The fish-market of Mumbai serves as a perfect space to place parts of the bloody narrative. Monsoon acts as a suitable enhancer and builds up the ambience that startles and intrigues. The seamier side of the maximum city throws up characters such as Shiva the menacing killer. Nawazuddin Siddiqui is, like always, competent in this dark forbidding part but doesn’t quite steal the show.

The film hinges more on the young police officer Adi (Vijay Varma), who is face to face with moral and ethical dilemmas early into his training. Understated and effective, he grapples with many issues and around his predicament ‘to shoot or not’ are woven varying outcomes and questions.

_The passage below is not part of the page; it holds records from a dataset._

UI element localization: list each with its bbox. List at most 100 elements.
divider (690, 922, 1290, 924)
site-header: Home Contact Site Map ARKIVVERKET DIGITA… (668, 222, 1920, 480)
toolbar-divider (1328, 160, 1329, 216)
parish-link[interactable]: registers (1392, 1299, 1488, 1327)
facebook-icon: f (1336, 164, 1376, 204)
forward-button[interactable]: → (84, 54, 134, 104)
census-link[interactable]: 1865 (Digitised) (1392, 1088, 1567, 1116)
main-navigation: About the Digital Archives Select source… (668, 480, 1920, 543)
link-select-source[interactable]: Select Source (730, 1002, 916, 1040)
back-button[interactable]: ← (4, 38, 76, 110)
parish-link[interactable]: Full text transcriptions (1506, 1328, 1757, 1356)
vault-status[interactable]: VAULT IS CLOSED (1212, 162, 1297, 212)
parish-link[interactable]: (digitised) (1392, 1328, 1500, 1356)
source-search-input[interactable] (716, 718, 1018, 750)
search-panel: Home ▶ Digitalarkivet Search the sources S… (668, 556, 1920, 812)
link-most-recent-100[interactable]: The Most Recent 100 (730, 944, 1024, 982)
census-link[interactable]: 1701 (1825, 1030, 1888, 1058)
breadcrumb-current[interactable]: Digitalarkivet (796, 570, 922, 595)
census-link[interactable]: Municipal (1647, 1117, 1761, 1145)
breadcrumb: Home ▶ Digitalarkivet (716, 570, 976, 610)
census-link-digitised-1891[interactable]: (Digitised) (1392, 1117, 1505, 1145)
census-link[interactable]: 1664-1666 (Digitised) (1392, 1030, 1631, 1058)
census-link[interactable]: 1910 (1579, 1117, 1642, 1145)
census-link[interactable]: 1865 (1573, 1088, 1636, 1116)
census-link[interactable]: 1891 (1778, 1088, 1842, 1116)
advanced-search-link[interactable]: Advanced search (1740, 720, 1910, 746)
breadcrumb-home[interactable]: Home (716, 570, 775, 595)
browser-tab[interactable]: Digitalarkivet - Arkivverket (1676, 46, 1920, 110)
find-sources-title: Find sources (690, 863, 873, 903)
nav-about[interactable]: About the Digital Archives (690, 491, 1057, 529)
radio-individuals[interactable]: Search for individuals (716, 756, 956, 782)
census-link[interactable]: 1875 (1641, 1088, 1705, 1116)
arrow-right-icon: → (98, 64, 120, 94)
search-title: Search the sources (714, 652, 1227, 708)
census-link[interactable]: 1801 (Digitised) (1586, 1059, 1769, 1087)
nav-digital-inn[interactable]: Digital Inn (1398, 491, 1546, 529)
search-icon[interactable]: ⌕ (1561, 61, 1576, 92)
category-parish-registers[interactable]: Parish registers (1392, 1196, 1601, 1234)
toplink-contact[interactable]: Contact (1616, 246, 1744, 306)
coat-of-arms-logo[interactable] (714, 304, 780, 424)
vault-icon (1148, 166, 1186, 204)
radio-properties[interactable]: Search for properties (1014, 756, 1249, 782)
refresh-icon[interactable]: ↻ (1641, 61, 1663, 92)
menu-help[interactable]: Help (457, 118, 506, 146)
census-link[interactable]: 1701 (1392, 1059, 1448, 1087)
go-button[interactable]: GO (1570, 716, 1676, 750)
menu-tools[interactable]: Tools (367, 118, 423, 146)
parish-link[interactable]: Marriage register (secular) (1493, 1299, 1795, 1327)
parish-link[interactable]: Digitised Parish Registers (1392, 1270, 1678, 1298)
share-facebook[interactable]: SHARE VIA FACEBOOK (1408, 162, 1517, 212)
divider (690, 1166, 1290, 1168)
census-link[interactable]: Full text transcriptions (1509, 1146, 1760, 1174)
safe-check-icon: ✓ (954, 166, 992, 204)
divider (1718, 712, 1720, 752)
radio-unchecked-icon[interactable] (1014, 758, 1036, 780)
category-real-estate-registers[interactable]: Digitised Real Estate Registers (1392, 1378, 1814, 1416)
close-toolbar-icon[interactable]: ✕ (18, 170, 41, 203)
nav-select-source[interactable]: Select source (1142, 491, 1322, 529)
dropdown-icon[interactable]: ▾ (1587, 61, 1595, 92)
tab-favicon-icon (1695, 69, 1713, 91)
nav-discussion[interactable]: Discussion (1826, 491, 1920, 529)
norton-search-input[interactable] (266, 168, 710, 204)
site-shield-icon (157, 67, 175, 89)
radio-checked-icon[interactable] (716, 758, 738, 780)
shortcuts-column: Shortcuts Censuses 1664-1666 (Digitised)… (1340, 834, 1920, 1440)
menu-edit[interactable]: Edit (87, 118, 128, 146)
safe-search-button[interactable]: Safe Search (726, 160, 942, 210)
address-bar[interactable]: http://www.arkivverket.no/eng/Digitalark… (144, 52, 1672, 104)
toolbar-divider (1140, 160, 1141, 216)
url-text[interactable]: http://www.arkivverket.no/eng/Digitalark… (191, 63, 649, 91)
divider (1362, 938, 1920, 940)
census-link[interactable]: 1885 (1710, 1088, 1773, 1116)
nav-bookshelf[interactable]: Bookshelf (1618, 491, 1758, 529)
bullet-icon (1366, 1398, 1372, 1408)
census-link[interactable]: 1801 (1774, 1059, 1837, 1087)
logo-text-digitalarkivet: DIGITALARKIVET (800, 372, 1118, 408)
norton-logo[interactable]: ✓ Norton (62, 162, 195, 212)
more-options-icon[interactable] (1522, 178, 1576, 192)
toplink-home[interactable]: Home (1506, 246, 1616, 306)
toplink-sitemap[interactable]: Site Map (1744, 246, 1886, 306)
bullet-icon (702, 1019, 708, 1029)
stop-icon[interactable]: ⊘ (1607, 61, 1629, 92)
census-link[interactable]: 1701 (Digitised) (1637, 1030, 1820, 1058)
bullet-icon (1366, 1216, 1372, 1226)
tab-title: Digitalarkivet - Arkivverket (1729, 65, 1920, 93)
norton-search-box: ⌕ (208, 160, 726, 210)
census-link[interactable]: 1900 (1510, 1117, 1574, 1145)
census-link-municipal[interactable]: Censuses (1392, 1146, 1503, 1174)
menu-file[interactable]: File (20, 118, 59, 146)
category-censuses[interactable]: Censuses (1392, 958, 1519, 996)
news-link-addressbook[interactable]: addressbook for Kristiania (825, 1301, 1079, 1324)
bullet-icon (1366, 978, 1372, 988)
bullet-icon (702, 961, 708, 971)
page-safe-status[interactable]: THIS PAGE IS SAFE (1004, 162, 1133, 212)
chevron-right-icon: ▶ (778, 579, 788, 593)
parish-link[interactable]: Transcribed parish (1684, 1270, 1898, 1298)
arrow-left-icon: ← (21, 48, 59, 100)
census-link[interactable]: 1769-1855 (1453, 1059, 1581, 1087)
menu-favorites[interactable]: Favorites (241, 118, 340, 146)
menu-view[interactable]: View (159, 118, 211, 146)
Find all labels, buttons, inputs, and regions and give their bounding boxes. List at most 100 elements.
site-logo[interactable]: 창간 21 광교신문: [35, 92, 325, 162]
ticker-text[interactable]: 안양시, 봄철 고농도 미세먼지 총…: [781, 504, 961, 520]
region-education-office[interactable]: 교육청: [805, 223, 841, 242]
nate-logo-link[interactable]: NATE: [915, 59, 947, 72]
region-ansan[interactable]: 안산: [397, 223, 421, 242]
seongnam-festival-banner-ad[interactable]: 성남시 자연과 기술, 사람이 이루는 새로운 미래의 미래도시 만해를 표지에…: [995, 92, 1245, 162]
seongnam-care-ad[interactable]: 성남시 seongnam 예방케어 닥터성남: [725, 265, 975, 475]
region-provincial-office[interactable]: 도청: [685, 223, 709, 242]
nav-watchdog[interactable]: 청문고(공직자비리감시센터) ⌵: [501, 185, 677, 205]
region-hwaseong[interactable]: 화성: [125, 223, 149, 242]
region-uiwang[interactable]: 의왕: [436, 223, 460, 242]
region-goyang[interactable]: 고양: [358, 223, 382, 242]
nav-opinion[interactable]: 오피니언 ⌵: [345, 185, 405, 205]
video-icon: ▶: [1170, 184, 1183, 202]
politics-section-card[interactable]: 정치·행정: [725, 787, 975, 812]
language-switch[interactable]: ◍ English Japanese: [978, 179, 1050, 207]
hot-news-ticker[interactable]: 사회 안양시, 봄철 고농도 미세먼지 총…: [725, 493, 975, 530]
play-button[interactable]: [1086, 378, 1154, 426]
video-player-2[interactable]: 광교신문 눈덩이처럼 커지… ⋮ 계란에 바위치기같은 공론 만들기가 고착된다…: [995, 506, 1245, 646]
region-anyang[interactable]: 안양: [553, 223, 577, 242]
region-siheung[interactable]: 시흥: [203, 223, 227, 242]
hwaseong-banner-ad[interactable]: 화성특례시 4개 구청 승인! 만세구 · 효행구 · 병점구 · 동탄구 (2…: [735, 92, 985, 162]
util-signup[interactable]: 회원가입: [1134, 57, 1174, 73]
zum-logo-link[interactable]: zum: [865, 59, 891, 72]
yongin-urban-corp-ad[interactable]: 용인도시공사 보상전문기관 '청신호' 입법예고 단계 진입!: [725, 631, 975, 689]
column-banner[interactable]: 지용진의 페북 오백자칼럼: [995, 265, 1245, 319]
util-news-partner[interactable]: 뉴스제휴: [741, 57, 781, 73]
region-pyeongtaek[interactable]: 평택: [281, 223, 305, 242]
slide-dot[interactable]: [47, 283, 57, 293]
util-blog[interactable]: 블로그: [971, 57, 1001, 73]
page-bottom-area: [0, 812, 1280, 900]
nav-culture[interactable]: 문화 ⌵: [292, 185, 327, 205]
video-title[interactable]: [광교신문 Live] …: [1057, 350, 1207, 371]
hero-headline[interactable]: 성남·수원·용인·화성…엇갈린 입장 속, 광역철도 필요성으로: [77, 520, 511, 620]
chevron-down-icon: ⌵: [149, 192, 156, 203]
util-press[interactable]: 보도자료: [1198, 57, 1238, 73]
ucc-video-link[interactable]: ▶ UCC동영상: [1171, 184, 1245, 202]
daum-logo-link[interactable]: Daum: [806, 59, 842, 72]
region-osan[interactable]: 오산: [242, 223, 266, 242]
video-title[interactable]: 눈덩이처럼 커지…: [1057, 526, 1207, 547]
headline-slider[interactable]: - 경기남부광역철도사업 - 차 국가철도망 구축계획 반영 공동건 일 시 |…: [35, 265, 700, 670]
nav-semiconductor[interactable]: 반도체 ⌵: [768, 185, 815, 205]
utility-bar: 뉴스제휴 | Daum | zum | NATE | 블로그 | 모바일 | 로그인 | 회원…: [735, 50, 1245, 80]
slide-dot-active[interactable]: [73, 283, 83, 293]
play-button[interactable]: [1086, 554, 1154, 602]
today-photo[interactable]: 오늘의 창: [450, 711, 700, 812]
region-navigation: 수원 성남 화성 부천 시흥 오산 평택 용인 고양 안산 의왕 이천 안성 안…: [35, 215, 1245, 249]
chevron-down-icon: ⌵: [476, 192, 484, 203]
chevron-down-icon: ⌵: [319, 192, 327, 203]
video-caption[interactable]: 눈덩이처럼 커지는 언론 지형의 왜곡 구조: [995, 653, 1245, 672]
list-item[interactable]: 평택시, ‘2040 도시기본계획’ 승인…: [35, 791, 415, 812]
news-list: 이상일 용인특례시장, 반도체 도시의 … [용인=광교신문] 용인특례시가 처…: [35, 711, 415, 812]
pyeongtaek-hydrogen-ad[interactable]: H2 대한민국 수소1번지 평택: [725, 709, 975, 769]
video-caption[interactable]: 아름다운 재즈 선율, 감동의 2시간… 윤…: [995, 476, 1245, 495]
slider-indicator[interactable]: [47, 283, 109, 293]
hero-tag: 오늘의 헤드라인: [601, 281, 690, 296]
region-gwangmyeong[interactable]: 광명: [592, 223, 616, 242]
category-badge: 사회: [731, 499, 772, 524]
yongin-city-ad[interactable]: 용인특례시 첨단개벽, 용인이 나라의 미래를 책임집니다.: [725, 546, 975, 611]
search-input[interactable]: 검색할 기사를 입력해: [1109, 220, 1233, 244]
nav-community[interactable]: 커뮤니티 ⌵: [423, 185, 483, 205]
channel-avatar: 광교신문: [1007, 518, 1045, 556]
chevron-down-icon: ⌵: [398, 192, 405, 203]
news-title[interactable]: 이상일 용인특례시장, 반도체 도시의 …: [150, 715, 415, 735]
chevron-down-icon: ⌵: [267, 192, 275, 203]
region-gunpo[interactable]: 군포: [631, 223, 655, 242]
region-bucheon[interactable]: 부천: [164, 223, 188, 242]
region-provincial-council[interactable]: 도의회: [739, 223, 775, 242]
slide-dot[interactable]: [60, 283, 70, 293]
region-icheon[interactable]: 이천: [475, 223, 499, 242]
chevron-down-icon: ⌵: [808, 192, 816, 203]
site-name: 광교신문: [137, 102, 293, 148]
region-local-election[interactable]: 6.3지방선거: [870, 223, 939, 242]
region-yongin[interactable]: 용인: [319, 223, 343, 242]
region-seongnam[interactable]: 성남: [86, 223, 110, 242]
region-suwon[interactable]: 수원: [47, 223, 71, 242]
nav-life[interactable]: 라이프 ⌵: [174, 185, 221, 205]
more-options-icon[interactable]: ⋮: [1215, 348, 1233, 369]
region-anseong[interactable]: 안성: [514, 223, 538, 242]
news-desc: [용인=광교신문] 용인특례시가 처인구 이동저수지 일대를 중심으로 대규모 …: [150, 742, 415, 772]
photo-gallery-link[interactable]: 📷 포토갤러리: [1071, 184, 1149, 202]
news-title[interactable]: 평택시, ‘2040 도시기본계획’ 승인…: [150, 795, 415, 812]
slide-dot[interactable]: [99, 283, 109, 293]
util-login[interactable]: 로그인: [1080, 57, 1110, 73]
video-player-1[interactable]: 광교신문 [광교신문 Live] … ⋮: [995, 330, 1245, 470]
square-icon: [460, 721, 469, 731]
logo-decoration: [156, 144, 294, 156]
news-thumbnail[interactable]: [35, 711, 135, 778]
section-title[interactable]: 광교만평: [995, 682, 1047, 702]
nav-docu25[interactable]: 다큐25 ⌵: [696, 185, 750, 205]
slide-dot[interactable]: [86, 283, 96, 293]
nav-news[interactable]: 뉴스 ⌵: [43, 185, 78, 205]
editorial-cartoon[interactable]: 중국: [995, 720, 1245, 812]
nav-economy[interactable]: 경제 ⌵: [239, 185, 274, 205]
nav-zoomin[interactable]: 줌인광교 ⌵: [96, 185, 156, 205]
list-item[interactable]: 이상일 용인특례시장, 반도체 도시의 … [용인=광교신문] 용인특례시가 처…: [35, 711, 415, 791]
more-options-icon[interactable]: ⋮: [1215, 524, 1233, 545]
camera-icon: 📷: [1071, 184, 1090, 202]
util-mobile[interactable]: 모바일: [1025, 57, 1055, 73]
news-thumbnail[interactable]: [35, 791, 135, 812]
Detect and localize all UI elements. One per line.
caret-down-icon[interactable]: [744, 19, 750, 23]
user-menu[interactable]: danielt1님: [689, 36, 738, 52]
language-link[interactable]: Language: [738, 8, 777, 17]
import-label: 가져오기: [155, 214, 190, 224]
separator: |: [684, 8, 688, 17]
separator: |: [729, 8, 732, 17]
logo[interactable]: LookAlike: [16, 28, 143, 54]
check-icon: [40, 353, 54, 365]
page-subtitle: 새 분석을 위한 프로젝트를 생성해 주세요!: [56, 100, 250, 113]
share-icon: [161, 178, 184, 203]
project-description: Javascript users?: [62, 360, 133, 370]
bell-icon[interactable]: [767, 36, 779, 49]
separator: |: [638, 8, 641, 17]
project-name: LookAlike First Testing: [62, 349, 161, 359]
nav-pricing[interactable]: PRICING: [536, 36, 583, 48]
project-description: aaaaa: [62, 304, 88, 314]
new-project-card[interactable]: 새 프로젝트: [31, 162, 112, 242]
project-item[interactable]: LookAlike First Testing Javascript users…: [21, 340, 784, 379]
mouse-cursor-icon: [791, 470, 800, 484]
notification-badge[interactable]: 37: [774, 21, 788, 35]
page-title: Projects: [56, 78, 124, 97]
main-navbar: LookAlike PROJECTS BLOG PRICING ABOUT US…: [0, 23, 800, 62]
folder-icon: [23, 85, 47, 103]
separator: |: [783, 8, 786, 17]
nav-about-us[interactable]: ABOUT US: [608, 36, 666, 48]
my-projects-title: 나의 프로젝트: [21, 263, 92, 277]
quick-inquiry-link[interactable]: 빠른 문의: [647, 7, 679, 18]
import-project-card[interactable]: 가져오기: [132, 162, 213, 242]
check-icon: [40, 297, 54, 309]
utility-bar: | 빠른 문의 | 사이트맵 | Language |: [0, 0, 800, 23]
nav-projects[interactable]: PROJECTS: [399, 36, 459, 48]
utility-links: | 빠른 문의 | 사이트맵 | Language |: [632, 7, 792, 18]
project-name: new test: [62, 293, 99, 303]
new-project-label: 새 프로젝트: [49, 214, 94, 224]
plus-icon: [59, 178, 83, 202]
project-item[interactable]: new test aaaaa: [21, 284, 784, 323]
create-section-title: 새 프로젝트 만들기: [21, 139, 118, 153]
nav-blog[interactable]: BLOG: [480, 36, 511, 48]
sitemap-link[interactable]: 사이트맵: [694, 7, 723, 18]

The most important one being; in a trigger-happy world of crime and ruthless criminals does anyone really have the time to ponder before pressing the trigger? Indeed, it’s a do or die situation. As the storyline reconstructs the same setting over and over, there is a danger of monotony seeping in. But the film remains taut, tense and suspenseful. 

Sadly, it is difficult to screen films that do not come riding on the shoulders of superstars (Nawazudin is the only star here). Even though the film was  screened at the prestigious Cannes Film Festival’s Midnight Screenings in 2013, it has taken  more than four years  for it to find a theatrical release in India. That one saw it in the morning show in an empty hall also points out how a film that treads a different path hardly finds takers. But absence of heavy duty star cast does not take away anything from this absorbing thriller.

Actors such as Neeraj Kabi as the police officer Khan and Tannishtha Chatterjee as Shiva’s wife are in complete form. Amit Kumar, who assisted celebrated director Asif Kapadia (he is also one of the producers), makes an assured debut. So never mind the time lag between the time the film was made and released, it is worth viewing. Especially, if you like your cinema to be a teaser, leaving behind a niggling question rather than offering a pat answer. Chew on this one.